In de eerste fase, die loopt vanaf de vaststelling van het beleid medio 2023, zetten we in op informatieverstrekking.

Het is een bewuste keuze om de verordening reeds op 19 juli 2023, bijna 6 maanden voor inwerkingtreding te publiceren. Met deze publicatie start de termijn dat personen kunnen anticiperen op de toekomstige regelgeving. Dat gaat onder meer over afwegingen die te maken zijn rondom aan- en verkoopbeslissingen en het al dan niet aannemen van reserveringen voor toeristische verhuur vanaf 1 januari 2024. Met de formele publicatie is de fase van informatievoorziening omtrent (de werking van) de regelgeving gestart.

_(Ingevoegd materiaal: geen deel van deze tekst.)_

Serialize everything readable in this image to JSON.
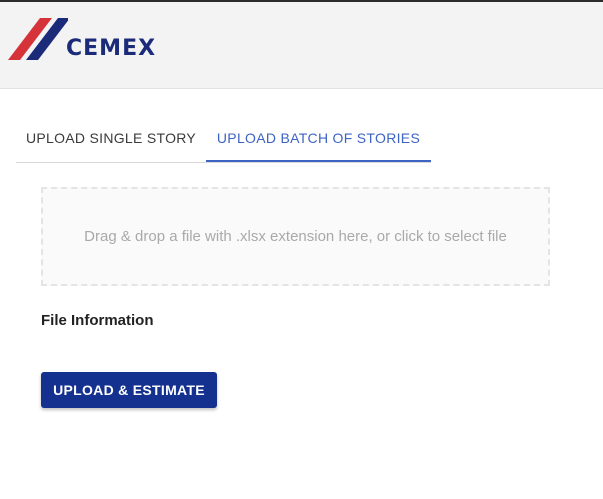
{
  "header": {
    "logo_text": "CEMEX",
    "logo_colors": {
      "stripe_red": "#d6323a",
      "stripe_blue": "#1b2b7a",
      "text": "#1b2b7a"
    }
  },
  "tabs": [
    {
      "label": "UPLOAD SINGLE STORY",
      "active": false
    },
    {
      "label": "UPLOAD BATCH OF STORIES",
      "active": true
    }
  ],
  "dropzone": {
    "text": "Drag & drop a file with .xlsx extension here, or click to select file"
  },
  "file_info": {
    "heading": "File Information"
  },
  "actions": {
    "upload_label": "UPLOAD & ESTIMATE"
  },
  "colors": {
    "accent": "#3d63c4",
    "button": "#14318f"
  }
}
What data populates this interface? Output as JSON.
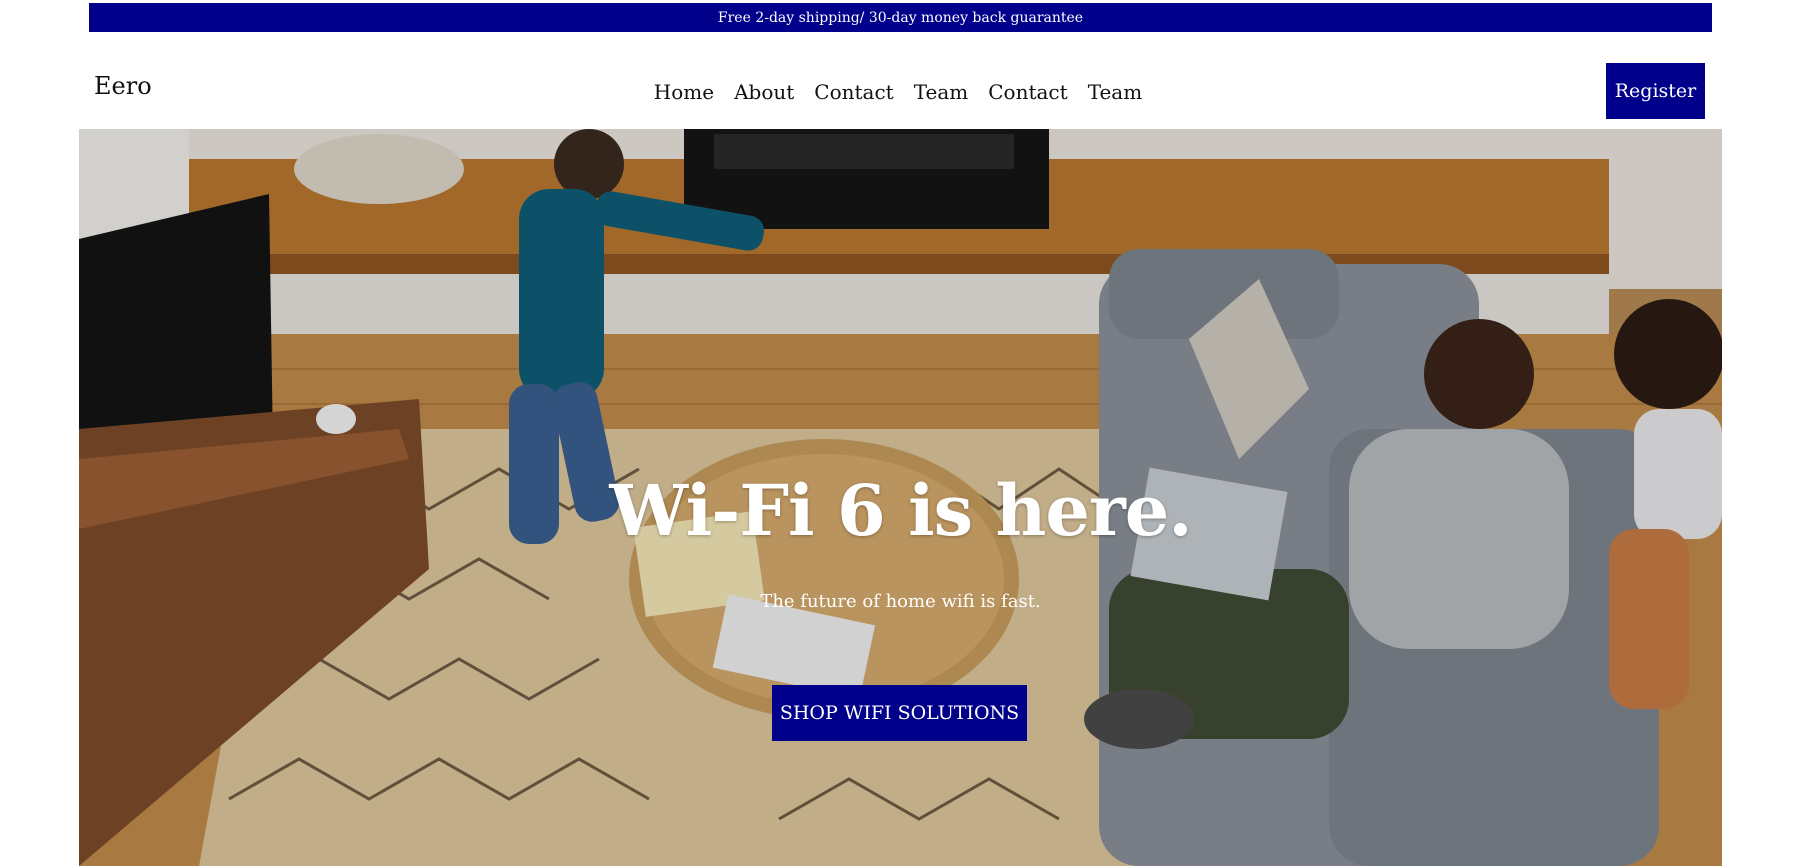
{
  "promo": {
    "text": "Free 2-day shipping/ 30-day money back guarantee"
  },
  "header": {
    "logo": "Eero",
    "nav": [
      "Home",
      "About",
      "Contact",
      "Team",
      "Contact",
      "Team"
    ],
    "register_label": "Register"
  },
  "hero": {
    "title": "Wi-Fi 6 is here.",
    "subtitle": "The future of home wifi is fast.",
    "cta_label": "SHOP WIFI SOLUTIONS"
  },
  "colors": {
    "accent": "#00008b",
    "text": "#111111",
    "background": "#ffffff"
  }
}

In de periode juli-oktober 2023 is een informatiepagina op de website ingericht, waarbij ook een Q&A is opgesteld en continue geactualiseerd aan de hand van veelgestelde vragen. In november 2023-januari 2024 zijn de veranderingen in het woonbeleid actief gecommuniceerd via de website, social media en huis-aan-huis-blad. Aan de hand van stroomdiagrammen is inzichtelijk gemaakt in welke gevallen het nieuwe beleid ten aanzien van tweede woningen en toeristische verhuur geldt. In 2024 werken wij verder aan mailings/folders met informatie, voornamelijk ten aanzien van de registratie- en meldingsplicht toeristische verhuur. Overigens is ook voorafgaand aan de besluitvorming ook een intensief participatietraject doorlopen. De communicatie richt zich in deze eerste fase in de brede zin op het woonbeleid en de Huisvestings-verordening en niet specifiek op doelgroepen.

In de tweede fase, die loopt sinds de inwerkingtreding per 1 januari 2024, zetten we in op het zo goed als mogelijk actief bereiken van de doelgroepen. Daartoe richten we ons (onder meer) op koppelingen van bestanden waar wij over beschikken.

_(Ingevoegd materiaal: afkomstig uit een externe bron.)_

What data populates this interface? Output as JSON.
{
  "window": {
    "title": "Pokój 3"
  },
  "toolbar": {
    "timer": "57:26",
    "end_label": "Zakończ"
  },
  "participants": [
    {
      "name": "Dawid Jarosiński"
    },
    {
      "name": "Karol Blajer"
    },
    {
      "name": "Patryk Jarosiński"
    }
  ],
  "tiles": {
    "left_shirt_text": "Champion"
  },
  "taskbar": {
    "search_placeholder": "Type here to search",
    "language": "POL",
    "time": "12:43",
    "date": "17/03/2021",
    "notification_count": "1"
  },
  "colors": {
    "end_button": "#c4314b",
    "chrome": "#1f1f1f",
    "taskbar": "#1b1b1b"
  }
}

In de derde fase richt de strategie zich op individuele contacten. Enkel wanneer we constateren of een gefundeerd vermoeden hebben dat de regelgeving niet (op de juiste wijze) wordt nagekomen, spreken we personen aan op de verplichting tot naleving. Dat gebeurt door een gepersonaliseerde benadering waarbij we mensen informeren over de regelgeving en de sancties, de wijze waarop ze aan die regelgeving kunnen voldoen, welke stappen ze daartoe dienen te zetten, welke termijn we redelijk achten en welke ondersteuning we bieden. Pas als we constateren dat personen niet binnen de gestelde termijn reageren, en geen ondersteuning vragen, komen we toe aan de fase van repressief handhaven (sanctioneren). De wijze waarop we de fases 2 tot en met 4 inrichten worden per proces beschreven in de bijlagen I tot en met IV.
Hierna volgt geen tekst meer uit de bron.